The “spot” was on the north side of Adler Planetarium, which is part of a civic complex that includes Soldier Field and the Shedd Aquarium on Northerly Island (which, I discovered, is neither northerly nor an island).

It looked like it was going to cost me at least $20 to park the rental car, and I’d have to wrestle my way through Chicago rush-hour traffic from the western suburbs to the lake front. The alternative was to take public transportation.

To a Californian, the idea that you can get somewhere without a car is a novelty. That pretty much decided it for me. It was going to take a train and two buses to get me from Point A to Point B. The time spent would be about 90 minutes in each direction, assuming I didn’t get completely disoriented (which is never a safe assumption). The cost, for train and bus fares, would probably get pretty close to the $20 they wanted for parking. But still, for adventure value alone, it struck me as being completely worth it.

The BNSF train on Metra's Aurora line a mere glimmer in the distance as it heads toward Naperville station.

So that’s how I came to be standing at the Naperville station, waiting for the BNSF Aurora line train to pull up and carry me into the heart of the city. It had been a warm day, and—as happens in places other than the one I call home—it was getting warmer. I’d guess the temperature somewhere in the mid-90s. While there was considerably more humidity in the air than I’m used to, it probably hadn’t cracked 90 per cent. To my skewed way of thinking, that made it okay somehow.

The train was air-conditioned, and over the course of the hour-long ride, I managed to stop perspiring. Before I knew it, the PA system blurted out something about Union Station.

I wandered in about three wrong directions before I found the street and figured out the code for the bus signs. It was only a few minutes before the right one came along. I told the driver I was a tourist—one of those cases of choosing not to remain silent and be thought a fool, but rather of speaking and removing all doubt—and got some extra attention in being alerted to get off at the right place and in position for the next bus. And then, in what in retrospect seems to be the blink of an eye, I was hopping off at the end of the line, Adler Planetarium.

It was at least 30 degrees cooler on the lake front, and as the wind kicked up, the temperature dropped even further. I’d half-expected a thundershower, so I had my windbreaker with me. Good thing, because it came in very handy as I captured what I could of Chicago at sunset.

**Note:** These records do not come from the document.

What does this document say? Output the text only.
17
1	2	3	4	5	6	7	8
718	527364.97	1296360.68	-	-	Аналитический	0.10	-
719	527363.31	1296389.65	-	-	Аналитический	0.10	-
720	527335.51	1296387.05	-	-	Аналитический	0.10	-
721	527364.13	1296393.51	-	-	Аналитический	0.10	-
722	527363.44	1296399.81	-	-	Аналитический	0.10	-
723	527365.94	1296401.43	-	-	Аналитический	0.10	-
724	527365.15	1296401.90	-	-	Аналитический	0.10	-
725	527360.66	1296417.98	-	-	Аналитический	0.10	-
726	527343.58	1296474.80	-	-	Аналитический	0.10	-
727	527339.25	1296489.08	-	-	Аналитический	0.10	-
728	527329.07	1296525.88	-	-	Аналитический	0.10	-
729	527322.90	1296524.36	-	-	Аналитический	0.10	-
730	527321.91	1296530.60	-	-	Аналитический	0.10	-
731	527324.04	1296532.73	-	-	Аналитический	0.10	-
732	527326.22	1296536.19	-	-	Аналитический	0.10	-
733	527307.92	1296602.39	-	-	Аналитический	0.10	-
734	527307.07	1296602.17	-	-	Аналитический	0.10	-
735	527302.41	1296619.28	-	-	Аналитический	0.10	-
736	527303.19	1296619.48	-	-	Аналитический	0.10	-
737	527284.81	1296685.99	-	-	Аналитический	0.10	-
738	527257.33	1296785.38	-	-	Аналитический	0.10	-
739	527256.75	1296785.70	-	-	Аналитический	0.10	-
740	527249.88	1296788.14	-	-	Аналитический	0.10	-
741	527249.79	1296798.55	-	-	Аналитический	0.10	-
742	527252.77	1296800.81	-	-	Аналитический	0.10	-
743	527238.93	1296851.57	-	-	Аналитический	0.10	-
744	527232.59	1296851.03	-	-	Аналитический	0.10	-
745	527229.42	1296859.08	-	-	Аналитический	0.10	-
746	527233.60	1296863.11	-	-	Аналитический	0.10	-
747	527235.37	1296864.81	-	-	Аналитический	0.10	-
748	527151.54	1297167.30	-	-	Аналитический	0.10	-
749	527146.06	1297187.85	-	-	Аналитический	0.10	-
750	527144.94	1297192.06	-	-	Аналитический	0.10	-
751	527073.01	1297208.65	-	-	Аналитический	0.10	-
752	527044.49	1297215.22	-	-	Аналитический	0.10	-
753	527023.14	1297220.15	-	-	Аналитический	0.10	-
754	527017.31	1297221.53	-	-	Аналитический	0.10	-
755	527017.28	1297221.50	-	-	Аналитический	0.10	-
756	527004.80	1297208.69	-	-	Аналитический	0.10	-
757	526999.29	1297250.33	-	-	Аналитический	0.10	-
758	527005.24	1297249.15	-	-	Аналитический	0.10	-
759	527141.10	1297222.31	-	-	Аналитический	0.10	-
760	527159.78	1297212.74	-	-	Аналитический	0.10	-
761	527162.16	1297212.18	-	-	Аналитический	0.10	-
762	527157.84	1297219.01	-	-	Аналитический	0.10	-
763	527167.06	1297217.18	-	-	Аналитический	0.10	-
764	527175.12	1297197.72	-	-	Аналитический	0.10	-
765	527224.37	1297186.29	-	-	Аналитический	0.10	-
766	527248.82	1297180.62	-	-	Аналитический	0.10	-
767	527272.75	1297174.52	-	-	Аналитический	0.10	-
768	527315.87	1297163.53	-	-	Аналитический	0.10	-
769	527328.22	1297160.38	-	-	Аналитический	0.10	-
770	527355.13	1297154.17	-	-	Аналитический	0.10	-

Comments on this entry are closed.

  • Amanda LaRosa July 14, 2011, 11:17 am

    Loved your treatment on Chicago! Having grown up in Evanston (which borders Chicago to the north) I can completely relate to your observations about the weather and mass transit. My mother was a 4th generation New Yorker and never had the need to learn to drive. My parents lived in NYC (sans auto) until I was four, at which time she and my father decided to go the ‘suburb’ route They picked Chicago as a place to raise a family in part because of the terrific transit system she would need to get to the Loop (downtown Chicago). After my father died when I was 10 – he DID drive, having been raised in Boston – we were blissfully car-less until I received my driver’s license and with it an ugly reality about auto insurance; When there is only one driver in the family and that driver is 17, the premiums are astronomical. So she got a license AFTER I got mine and the premium went down 30%. She took the car out a total of 5 times (always early mornings on a Saturday or Sunday) during which she collected two moving violations, one of which involved a minor fender bender (thankfully no injuries, very little property damage). At that point she permanently retreated back to the world of mass transportation from which she came, and Evanston was once again safe for pedestrian and motorist alike.

    I’ve been away from there for about 30 years and have all but forgotten what it’s like not to have a first-class transit system available or “need” a car (and the expense associated with it). And as long as I live in Southern California, I’ll never know that joy.